Two years later, in 1964, the song made a brief appearance on the chart in Walloon Belgium, which at the time did not rank positions. In 1992, after being featured in a Lee Jeans commercial, the "Boom Boom" reached number 16 on the UK Singles Chart. It also appeared on charts in New Zealand (number 24 in 1992) and France (numbers 45 in 1993 and 87 in 2013).

Hooker recorded several later versions. Following the success of the Animals' version, Hooker re-recorded the song in 1968 for Stateside Records as the B-side of "Cry Before I Go" under the longer title "Boom Boom Boom". He reworked the song as "Bang Bang Bang Bang" for his Live at Soledad Prison album, as a South Side Chicago street musician in the film The Blues Brothers (but the song itself is not included in the film soundtrack), and as the title track for his 1992 album Boom Boom with Jimmie Vaughan.

==The Animals version==

English rock band the Animals recorded "Boom Boom" for their 1964 UK debut album The Animals. Their blues-rock rendition generally follows John Lee Hooker's original, although they add "shake it baby" as a response to the "come on and shake" refrain in the middle section, taken from Hooker's "Shake It Baby" (recorded during the 1962 American Folk Blues Festival tour in Europe, where it became a hit in 1963).

The Animals' version was released as a single in North America in November 1964 and is included on the Animals' second American album, The Animals on Tour. It reached number 43 on the Billboard Hot 100 and number 14 on the Canadian RPM Top 40&5 singles chart. The song also appeared on the unranked chart in Wallonia.

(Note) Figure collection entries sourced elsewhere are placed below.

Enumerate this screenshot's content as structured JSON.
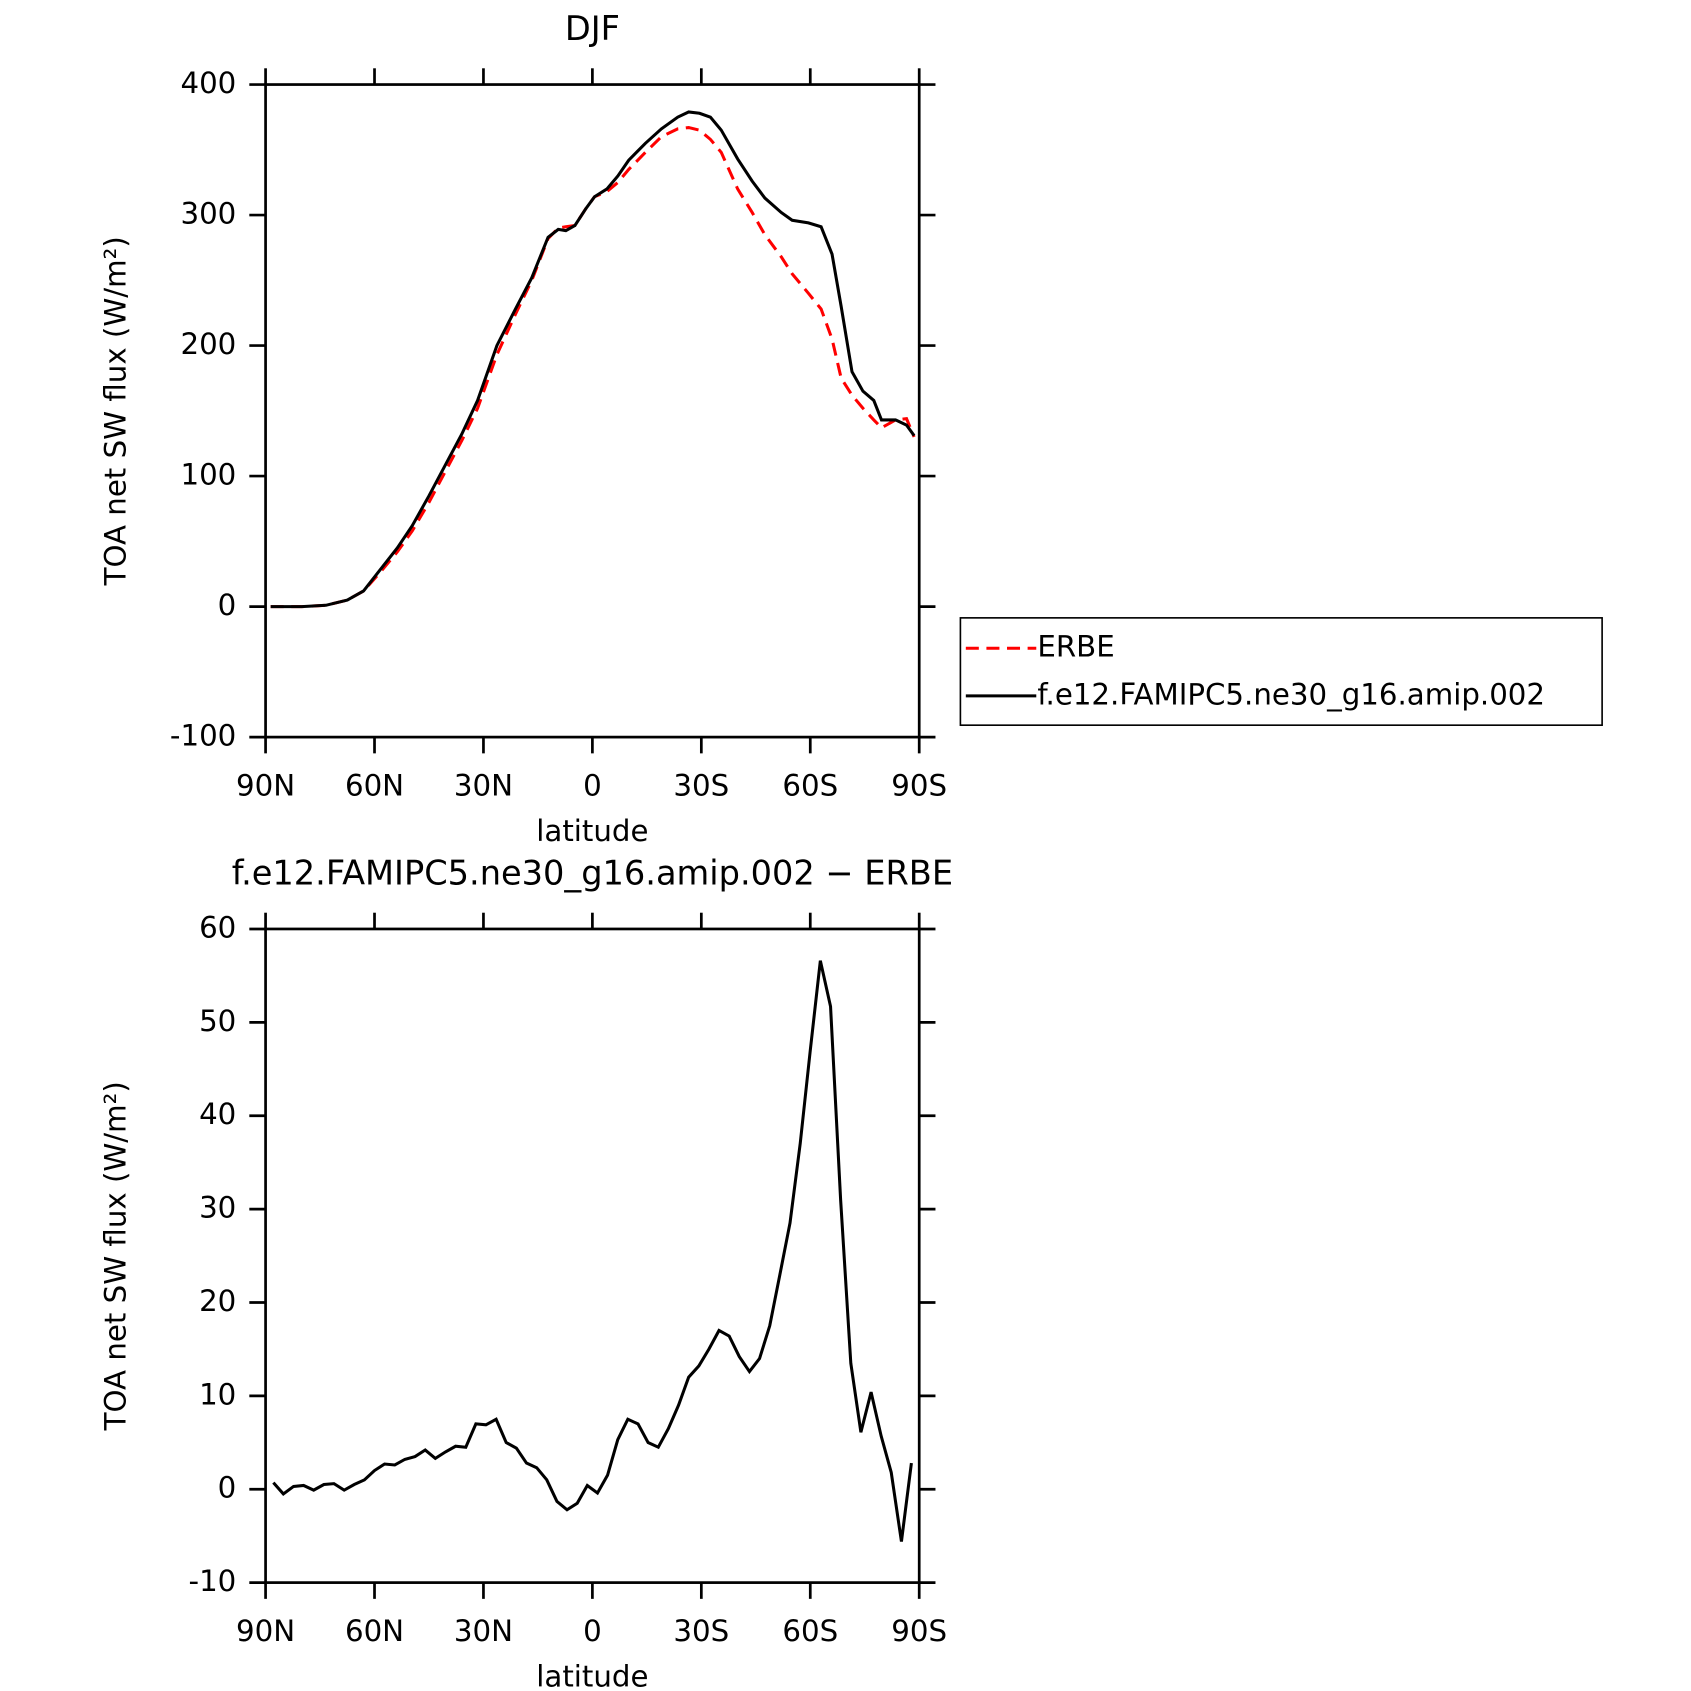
{
  "chart_data": [
    {
      "type": "line",
      "title": "DJF",
      "xlabel": "latitude",
      "ylabel": "TOA net SW flux (W/m²)",
      "x": [
        88.6,
        85,
        80,
        73.4,
        67.5,
        63,
        58.5,
        53.7,
        49.6,
        45,
        40.6,
        36,
        31.6,
        26.3,
        21.2,
        16.7,
        12.2,
        9.4,
        7.3,
        4.8,
        1.8,
        -0.6,
        -4,
        -7,
        -10,
        -14.6,
        -19,
        -23.5,
        -26.5,
        -29.5,
        -32.5,
        -35.5,
        -40,
        -44,
        -47.5,
        -52,
        -55,
        -59.5,
        -63,
        -66,
        -68.5,
        -71.5,
        -74.5,
        -77.5,
        -79.6,
        -83.5,
        -86.5,
        -88.6
      ],
      "series": [
        {
          "name": "ERBE",
          "color": "#ff0000",
          "style": "dashed",
          "values": [
            0,
            0,
            0,
            1,
            5,
            12,
            26,
            42,
            58,
            80,
            103,
            127,
            152,
            193,
            224,
            250,
            282,
            290,
            291,
            292,
            305,
            314,
            318,
            325,
            335,
            348,
            360,
            366,
            367,
            365,
            358,
            348,
            320,
            302,
            285,
            268,
            255,
            240,
            228,
            205,
            175,
            162,
            152,
            143,
            137,
            143,
            144,
            130
          ]
        },
        {
          "name": "f.e12.FAMIPC5.ne30_g16.amip.002",
          "color": "#000000",
          "style": "solid",
          "values": [
            0,
            0,
            0,
            1,
            5,
            12,
            28,
            45,
            62,
            85,
            108,
            132,
            158,
            200,
            228,
            252,
            283,
            289,
            288,
            292,
            305,
            314,
            320,
            330,
            342,
            355,
            366,
            375,
            379,
            378,
            375,
            365,
            343,
            326,
            313,
            302,
            296,
            294,
            291,
            270,
            230,
            180,
            165,
            158,
            143,
            143,
            139,
            131
          ]
        }
      ],
      "xlim": [
        90,
        -90
      ],
      "xticks": [
        {
          "value": 90,
          "label": "90N"
        },
        {
          "value": 60,
          "label": "60N"
        },
        {
          "value": 30,
          "label": "30N"
        },
        0,
        {
          "value": -30,
          "label": "30S"
        },
        {
          "value": -60,
          "label": "60S"
        },
        {
          "value": -90,
          "label": "90S"
        }
      ],
      "ylim": [
        -100,
        400
      ],
      "yticks": [
        -100,
        0,
        100,
        200,
        300,
        400
      ],
      "legend": "right"
    },
    {
      "type": "line",
      "title": "f.e12.FAMIPC5.ne30_g16.amip.002 − ERBE",
      "xlabel": "latitude",
      "ylabel": "TOA net SW flux (W/m²)",
      "x": [
        87.86,
        85.1,
        82.31,
        79.53,
        76.74,
        73.95,
        71.16,
        68.37,
        65.58,
        62.79,
        60,
        57.21,
        54.42,
        51.63,
        48.84,
        46.04,
        43.25,
        40.46,
        37.67,
        34.88,
        32.09,
        29.3,
        26.51,
        23.72,
        20.93,
        18.14,
        15.35,
        12.56,
        9.77,
        6.98,
        4.19,
        1.4,
        -1.4,
        -4.19,
        -6.98,
        -9.77,
        -12.56,
        -15.35,
        -18.14,
        -20.93,
        -23.72,
        -26.51,
        -29.3,
        -32.09,
        -34.88,
        -37.67,
        -40.46,
        -43.25,
        -46.04,
        -48.84,
        -51.63,
        -54.42,
        -57.21,
        -60,
        -62.79,
        -65.58,
        -68.37,
        -71.16,
        -73.95,
        -76.74,
        -79.53,
        -82.31,
        -85.1,
        -87.86
      ],
      "series": [
        {
          "name": "f.e12.FAMIPC5.ne30_g16.amip.002 − ERBE",
          "color": "#000000",
          "style": "solid",
          "values": [
            0.7,
            -0.5,
            0.3,
            0.4,
            -0.1,
            0.5,
            0.6,
            -0.1,
            0.5,
            1,
            2,
            2.7,
            2.6,
            3.2,
            3.5,
            4.2,
            3.3,
            4,
            4.6,
            4.5,
            7,
            6.9,
            7.5,
            5,
            4.4,
            2.8,
            2.3,
            1,
            -1.3,
            -2.2,
            -1.5,
            0.4,
            -0.4,
            1.5,
            5.3,
            7.5,
            7,
            5,
            4.5,
            6.5,
            9,
            12,
            13.2,
            15,
            17,
            16.4,
            14.2,
            12.6,
            14,
            17.5,
            23,
            28.5,
            37,
            47,
            56.6,
            51.7,
            31,
            13.5,
            6.1,
            10.4,
            5.7,
            1.8,
            -5.6,
            2.8
          ]
        }
      ],
      "xlim": [
        90,
        -90
      ],
      "xticks": [
        {
          "value": 90,
          "label": "90N"
        },
        {
          "value": 60,
          "label": "60N"
        },
        {
          "value": 30,
          "label": "30N"
        },
        0,
        {
          "value": -30,
          "label": "30S"
        },
        {
          "value": -60,
          "label": "60S"
        },
        {
          "value": -90,
          "label": "90S"
        }
      ],
      "ylim": [
        -10,
        60
      ],
      "yticks": [
        -10,
        0,
        10,
        20,
        30,
        40,
        50,
        60
      ]
    }
  ]
}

Cash Box described it as "a rousing salute to the apple of a guy's eye" that's "exciting, funky-styled" and "a great swinger."

Over the years, several versions of "Boom Boom" have been recorded by various Animals reunion lineups as well as by former members Eric Burdon and Alan Price. In 2012, the original 1964 version was used in the film Skyfall.

==Big Head Todd and the Monsters version==
American rock group Big Head Todd and the Monsters recorded "Boom Boom" with Hooker for their album Beautiful World (1997). Beginning with the television series debut of NCIS: New Orleans in 2014, a portion of Big Head Todd's version has been used as the opening theme.

==Recognition and legacy==
In 1995, John Lee Hooker's "Boom Boom" was included in the Rock and Roll Hall of Fame's list of "The Songs That Shaped Rock and Roll". It was inducted into the Blues Foundation Hall of Fame in 2009 in the "Classics of Blues Recording" category. A Detroit Free Press poll in 2016 ranked the song at number 37 in "Detroit's 100 Greatest Songs". Rolling Stone magazine ranked Hooker's version at number 463 on its 2021 list of the "500 Greatest Songs of All Time", down from number 220 on its 2004 list.

In the Wolfenstein: The New Order, set in a world that the Nazis won the Second World War, the song is covered in German by "Ralph Becker" a fictional artist signed by "Neumond Records."